Once input, the Apple Healthkit contains your ‘Medical ID’. This includes your name, DOB, height and weight, emergency contacts, medical conditions, any medication you are taking, any allergies you may have, your blood type and whether you are an organ donor. There are 3 other main tabs: ‘Sources’, ‘Health Data’ and ‘Dashboard’:
- The ‘Sources’ tab provides you with the ability to share more information from within this healthkit app. You need to go to ‘Motion and Fitness’ under Privacy in the Settings app to control the fitness tracking on your iphone within this healthkit app. You decide on which apps can access and integrate with this data.
- The ‘Health Data’ tab allows you access to many different categories of data; from different vitamins consumed; to sleep analysis; to workouts you have performed. You can manage them by adding in data points as and when you wish to do so.
- The ‘Dashboard’ provides a summary of your health data contained within this healthkit app. For example, below you can see a summary of ‘steps performed’and ‘heart rate’ over a set period of time.
The overall goal of this app is to contain all of your health data within one place. It has the potential to contain a lot of information, which you are in-charge of managing. It can then provide your other fitness apps with additional information to enable those apps to give you more assistance as you work towards achieving your health and fitness goals.

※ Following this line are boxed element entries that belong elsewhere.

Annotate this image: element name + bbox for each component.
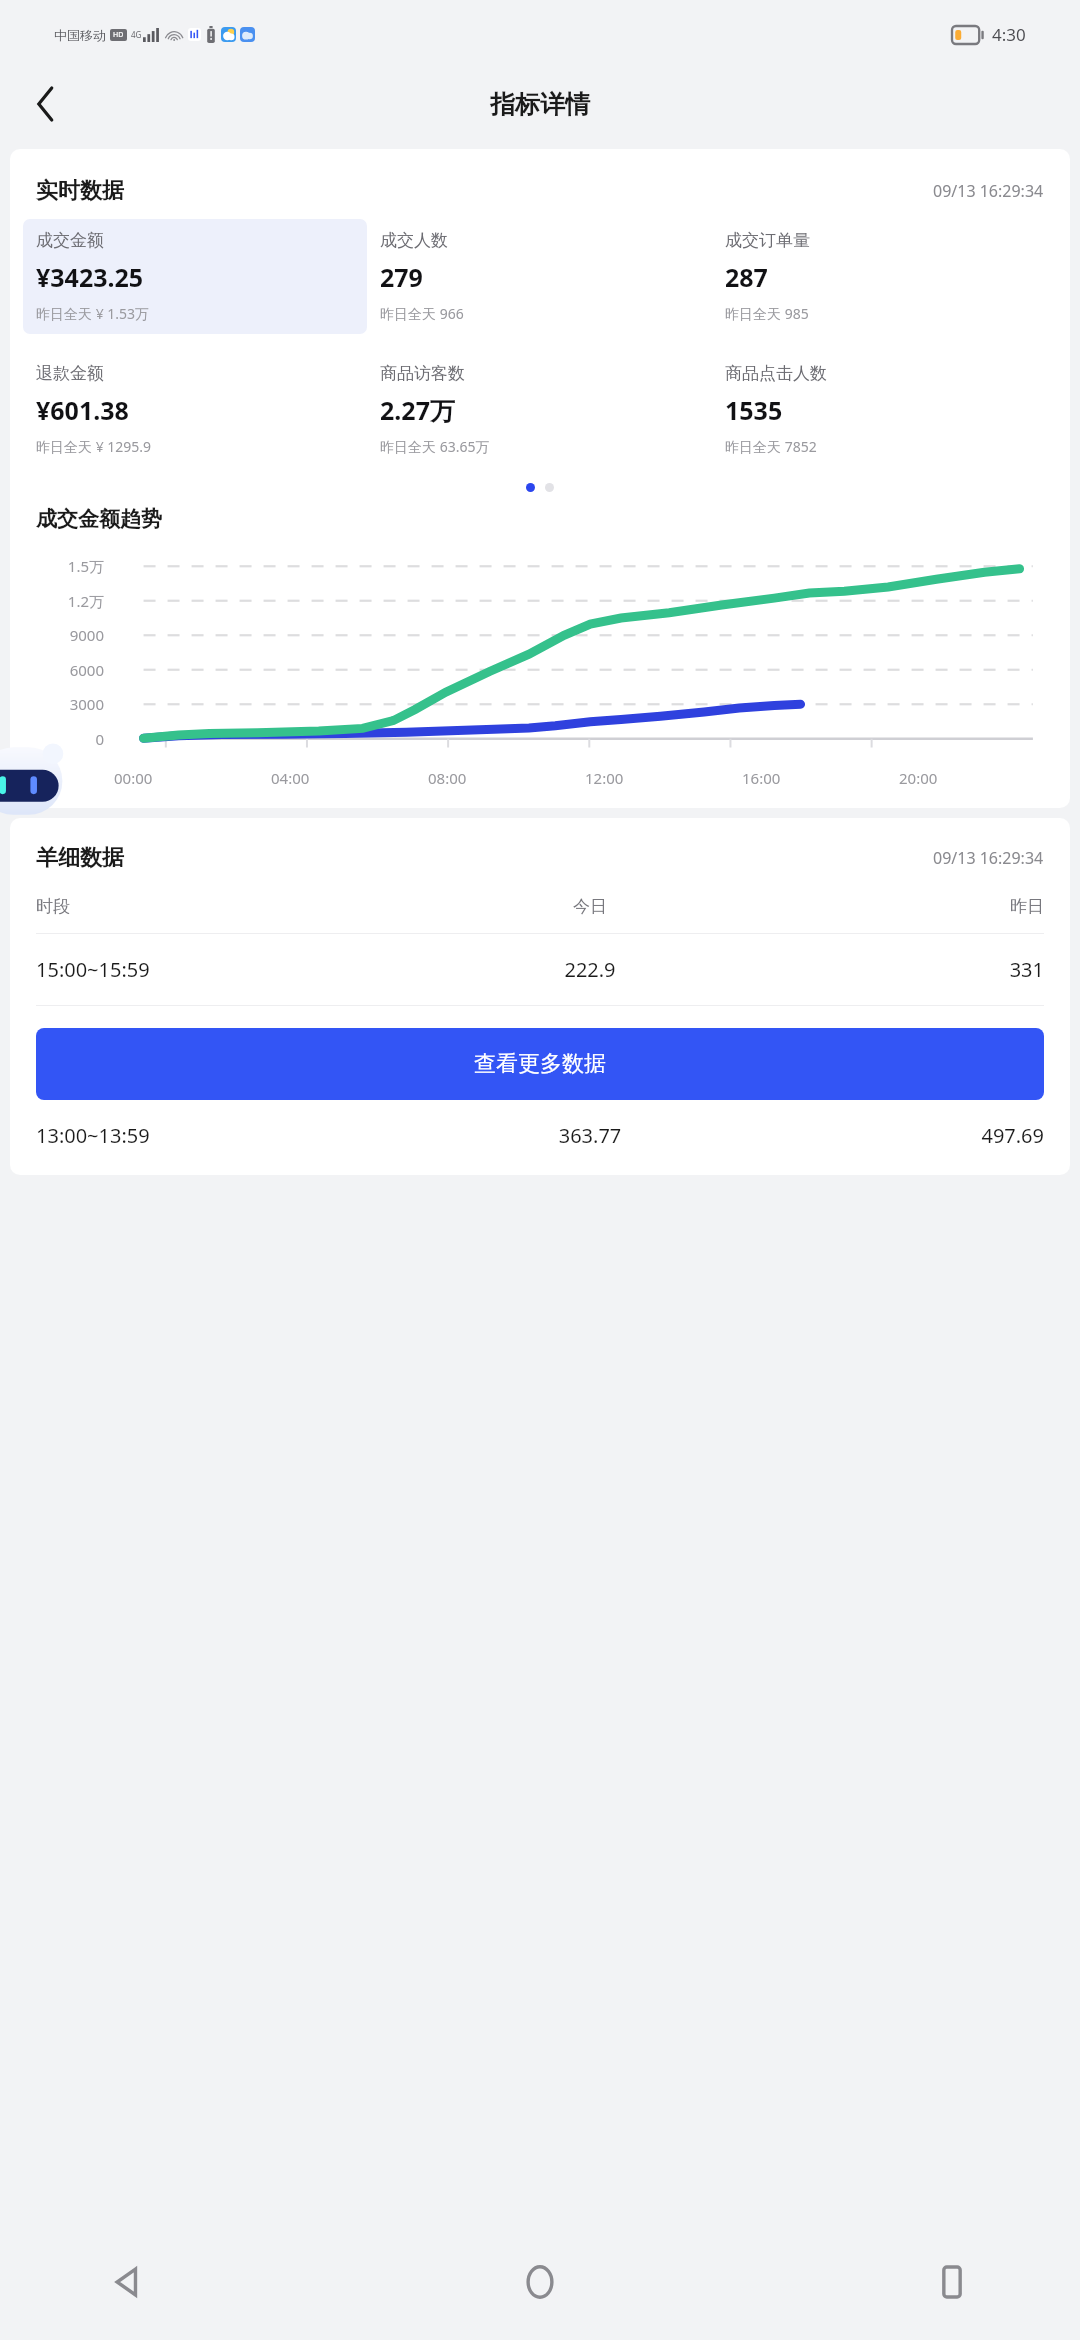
button[interactable]: 退款金额 — [23, 352, 367, 467]
staticText: ¥3423.25 — [36, 260, 144, 294]
staticText: 中国移动 — [54, 27, 106, 43]
staticText: 昨日全天 ¥ 1.53万 — [36, 304, 150, 323]
staticText: 1.2万 — [10, 591, 104, 611]
staticText: 16:00 — [742, 768, 781, 788]
staticText: 羊细数据 — [36, 844, 124, 872]
staticText: 13:00~13:59 — [36, 1122, 422, 1149]
staticText: 昨日全天 7852 — [725, 437, 817, 456]
button[interactable]: Home — [502, 2244, 578, 2320]
staticText: 00:00 — [114, 768, 153, 788]
staticText: 1535 — [725, 393, 783, 427]
staticText: 15:00~15:59 — [36, 956, 422, 983]
staticText: 指标详情 — [490, 89, 590, 120]
staticText: 成交订单量 — [725, 230, 810, 251]
button[interactable]: 商品访客数 — [367, 352, 712, 467]
staticText: 退款金额 — [36, 363, 104, 384]
button[interactable]: Assistant — [0, 734, 68, 828]
staticText: 商品访客数 — [380, 363, 465, 384]
staticText: 6000 — [10, 660, 104, 680]
staticText: 0 — [10, 729, 104, 749]
staticText: 成交人数 — [380, 230, 448, 251]
staticText: 4:30 — [992, 23, 1026, 46]
staticText: 12:00 — [585, 768, 624, 788]
button[interactable]: Back — [18, 76, 74, 132]
staticText: 09/13 16:29:34 — [933, 180, 1044, 202]
staticText: 昨日 — [758, 896, 1044, 917]
staticText: 331 — [758, 956, 1044, 983]
staticText: 2.27万 — [380, 393, 455, 427]
button[interactable]: 13:00~13:59 — [10, 1100, 1070, 1171]
staticText: 昨日全天 985 — [725, 304, 809, 323]
button[interactable]: Back — [90, 2244, 166, 2320]
staticText: 04:00 — [271, 768, 310, 788]
staticText: 287 — [725, 260, 768, 294]
staticText: 20:00 — [899, 768, 938, 788]
button[interactable]: 15:00~15:59 — [10, 934, 1070, 1005]
staticText: 成交金额趋势 — [36, 506, 162, 532]
staticText: 今日 — [422, 896, 758, 917]
staticText: 昨日全天 966 — [380, 304, 464, 323]
staticText: 279 — [380, 260, 423, 294]
button[interactable]: 成交人数 — [367, 219, 712, 334]
staticText: 昨日全天 ¥ 1295.9 — [36, 437, 152, 456]
staticText: 查看更多数据 — [474, 1050, 606, 1078]
button[interactable]: 成交金额 — [23, 219, 367, 334]
staticText: 4G — [131, 29, 142, 40]
staticText: 实时数据 — [36, 177, 124, 205]
button[interactable]: Recent apps — [914, 2244, 990, 2320]
staticText: 08:00 — [428, 768, 467, 788]
staticText: HD — [113, 30, 124, 40]
staticText: 昨日全天 63.65万 — [380, 437, 490, 456]
staticText: 222.9 — [422, 956, 758, 983]
button[interactable]: 成交订单量 — [712, 219, 1057, 334]
staticText: 时段 — [36, 896, 422, 917]
staticText: 商品点击人数 — [725, 363, 827, 384]
button[interactable]: 查看更多数据 — [36, 1028, 1044, 1100]
staticText: 3000 — [10, 694, 104, 714]
staticText: ¥601.38 — [36, 393, 129, 427]
button[interactable]: 商品点击人数 — [712, 352, 1057, 467]
staticText: 9000 — [10, 625, 104, 645]
staticText: 497.69 — [758, 1122, 1044, 1149]
staticText: 1.5万 — [10, 556, 104, 576]
staticText: 363.77 — [422, 1122, 758, 1149]
staticText: 成交金额 — [36, 230, 104, 251]
staticText: 09/13 16:29:34 — [933, 847, 1044, 869]
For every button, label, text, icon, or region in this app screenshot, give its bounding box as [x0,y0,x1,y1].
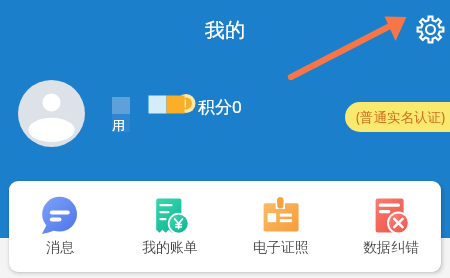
button[interactable]: 数据纠错 [336,181,441,272]
staticText: 用 [112,117,125,133]
staticText: 我的 [205,18,245,43]
button[interactable]: (普通实名认证) [345,102,450,132]
button[interactable]: 电子证照 [226,181,336,272]
staticText: 电子证照 [253,239,309,257]
staticText: (普通实名认证) [356,108,446,126]
button[interactable]: 我的账单 [115,181,225,272]
staticText: 我的账单 [142,239,198,257]
staticText: 积分0 [198,95,242,118]
button[interactable]: 消息 [9,181,115,272]
button[interactable]: Avatar [18,80,85,147]
staticText: 数据纠错 [363,239,419,257]
button[interactable]: Settings [414,13,447,46]
staticText: 消息 [46,239,74,257]
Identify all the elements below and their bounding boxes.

If you have made the initial steps in deciding that you want to improve your health and fitness, these apps could definitely help you along the way. The 4 fitness apps that we have identified here are user-friendly and easy to engage with – both through the simplicity of the navigation around the apps, as well as the interesting data that you will collate. The apps help to raise your awareness and motivation with regards to the health and fitness goals you are working to achieve. Plus, the fact that information can be integrated and shared via other apps and social media means there is no hiding and you can also work with friends as you share and see others’ results.
There are so many overly complicated apps floating around the fitness industry, but hopefully this blog gives you a little insight into our top apps that provide you with all the basics (and more), so that you can focus on your workout and get some interesting data afterwards to aid motivation and help monitor your progress.